Rumors and speculation unfortunately come with the territory when you’re famous, and most of the time stars and their publicists simply ignore celebrity gossip. But Beyoncé Knowles’s publicist is not OK with new continued chatter that her client has had lip injections during her pregnancy — and she’s fighting back.
In a statement to Gossip Cop, Yvette Noel-Schure says that the false comments are pregnancy shaming and points out that carrying a child can impact a woman’s body in many different ways. “What do you know about the effects of pregnancy on a woman’s entire body? Please tell me,” she says. “Did you know that in addition to weight gain there is often a dramatic change in the blood flow in the system and increased fluid causing swelling? Do you know that often women’s gums get swollen? Do you know that it sometimes affects our speech, our ability to chew intently, and a host of other things?”

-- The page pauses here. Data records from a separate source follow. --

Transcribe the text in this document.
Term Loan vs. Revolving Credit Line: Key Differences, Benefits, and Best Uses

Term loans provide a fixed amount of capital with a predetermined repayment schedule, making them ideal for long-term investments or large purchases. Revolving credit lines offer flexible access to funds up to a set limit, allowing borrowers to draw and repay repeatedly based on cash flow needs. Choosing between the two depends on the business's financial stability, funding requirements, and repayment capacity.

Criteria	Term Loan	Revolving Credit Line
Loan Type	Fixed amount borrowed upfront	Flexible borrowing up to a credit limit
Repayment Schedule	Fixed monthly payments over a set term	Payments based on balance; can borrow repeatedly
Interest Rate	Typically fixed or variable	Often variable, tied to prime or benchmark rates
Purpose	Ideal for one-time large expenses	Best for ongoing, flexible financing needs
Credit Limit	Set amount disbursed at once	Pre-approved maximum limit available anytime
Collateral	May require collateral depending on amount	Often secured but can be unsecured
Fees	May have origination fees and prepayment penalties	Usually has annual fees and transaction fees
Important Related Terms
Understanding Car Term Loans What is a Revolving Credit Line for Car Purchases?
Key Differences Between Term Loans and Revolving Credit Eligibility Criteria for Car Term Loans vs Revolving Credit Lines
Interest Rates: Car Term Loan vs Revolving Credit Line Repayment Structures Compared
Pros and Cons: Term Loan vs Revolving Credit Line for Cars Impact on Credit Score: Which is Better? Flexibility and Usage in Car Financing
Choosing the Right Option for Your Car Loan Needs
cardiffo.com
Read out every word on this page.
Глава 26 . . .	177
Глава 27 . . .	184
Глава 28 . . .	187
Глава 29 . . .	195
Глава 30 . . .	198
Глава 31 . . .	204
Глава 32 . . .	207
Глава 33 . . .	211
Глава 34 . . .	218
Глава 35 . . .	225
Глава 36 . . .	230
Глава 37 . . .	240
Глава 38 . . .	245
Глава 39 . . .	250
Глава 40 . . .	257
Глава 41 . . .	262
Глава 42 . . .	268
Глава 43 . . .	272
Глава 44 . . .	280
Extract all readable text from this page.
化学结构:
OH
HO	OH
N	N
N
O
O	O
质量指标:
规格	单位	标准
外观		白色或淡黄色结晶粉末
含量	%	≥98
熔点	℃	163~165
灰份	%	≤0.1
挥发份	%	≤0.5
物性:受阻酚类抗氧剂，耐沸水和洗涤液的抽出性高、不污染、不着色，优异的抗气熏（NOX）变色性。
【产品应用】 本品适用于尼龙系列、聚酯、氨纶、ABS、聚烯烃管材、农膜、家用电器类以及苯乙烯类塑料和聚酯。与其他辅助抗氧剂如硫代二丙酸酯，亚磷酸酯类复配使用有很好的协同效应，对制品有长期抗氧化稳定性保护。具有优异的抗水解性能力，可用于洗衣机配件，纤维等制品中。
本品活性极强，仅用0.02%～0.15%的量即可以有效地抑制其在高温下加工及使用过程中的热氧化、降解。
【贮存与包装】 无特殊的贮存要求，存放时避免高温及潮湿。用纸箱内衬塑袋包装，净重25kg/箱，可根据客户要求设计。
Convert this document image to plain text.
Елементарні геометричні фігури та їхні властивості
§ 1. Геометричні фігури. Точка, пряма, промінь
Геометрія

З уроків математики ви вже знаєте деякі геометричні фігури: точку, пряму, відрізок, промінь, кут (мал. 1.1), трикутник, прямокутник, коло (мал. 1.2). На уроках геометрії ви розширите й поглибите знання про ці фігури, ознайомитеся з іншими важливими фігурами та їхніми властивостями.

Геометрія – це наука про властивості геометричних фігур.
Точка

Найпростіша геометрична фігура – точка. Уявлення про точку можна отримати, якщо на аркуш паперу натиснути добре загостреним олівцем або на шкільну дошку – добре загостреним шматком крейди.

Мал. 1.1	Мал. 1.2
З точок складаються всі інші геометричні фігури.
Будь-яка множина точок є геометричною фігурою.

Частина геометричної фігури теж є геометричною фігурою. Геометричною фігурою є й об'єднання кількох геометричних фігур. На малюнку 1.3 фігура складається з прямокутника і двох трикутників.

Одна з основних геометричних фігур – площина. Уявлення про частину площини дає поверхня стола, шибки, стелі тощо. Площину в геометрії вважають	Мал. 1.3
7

Women’s health expert Jennifer Wider, MD, tells Yahoo Beauty that swollen gums are “common” during pregnancy. “It’s caused by hormonal changes which result in an increased blood flow to the area,” she explains. Additionally, Melissa Goist, M.D., an ob-gyn at The Ohio State University Wexner Medical Center, says that women with swollen gums during pregnancy can also experience nasal swelling.
Christine Greves, MD, a board-certified ob-gyn at Winnie Palmer Hospital, tells Yahoo Beauty that the condition is specifically called pregnancy epulis, and the pregnancy hormone progesterone is to blame. Typically the condition occurs during the third trimester of a woman’s pregnancy. “It’s basically a lesion that originates from the gums and can proliferate,” she says.
Noel-Schure is right: It can interfere with a woman’s ability to talk, among other things. “Some women experience sensitive, irritable, bleeding, and swollen gums to such an extent it can interfere with their ability to chew and even their speech,” Wider says. However, Greves points out that this is the exception rather than the norm. “It usually doesn’t cause any problems or symptoms other than it’s just there,” she says.
Luckily, there is something women can do if they’re pregnant and want to lower the risk they’ll develop swollen gums. Wider says good dental care — including visiting the dentist during pregnancy — can help. “Some women ignore their dental health during their pregnancy, which is not a good idea,” she says. But since hormones are at play, some pregnant women can have great oral hygiene and still get swollen gums.
If you develop the condition, Wider says rinsing with warm salt water may help your gums feel better. If it bothers you, Greves recommends talking about further steps with your ob-gyn, who may refer you to an oral surgeon who can help.
But since swollen gums typically don’t cause additional side effects, many women simply ride it out. “Usually the best thing to do is let nature take its course and let it resolve at the end of pregnancy,” Greves says.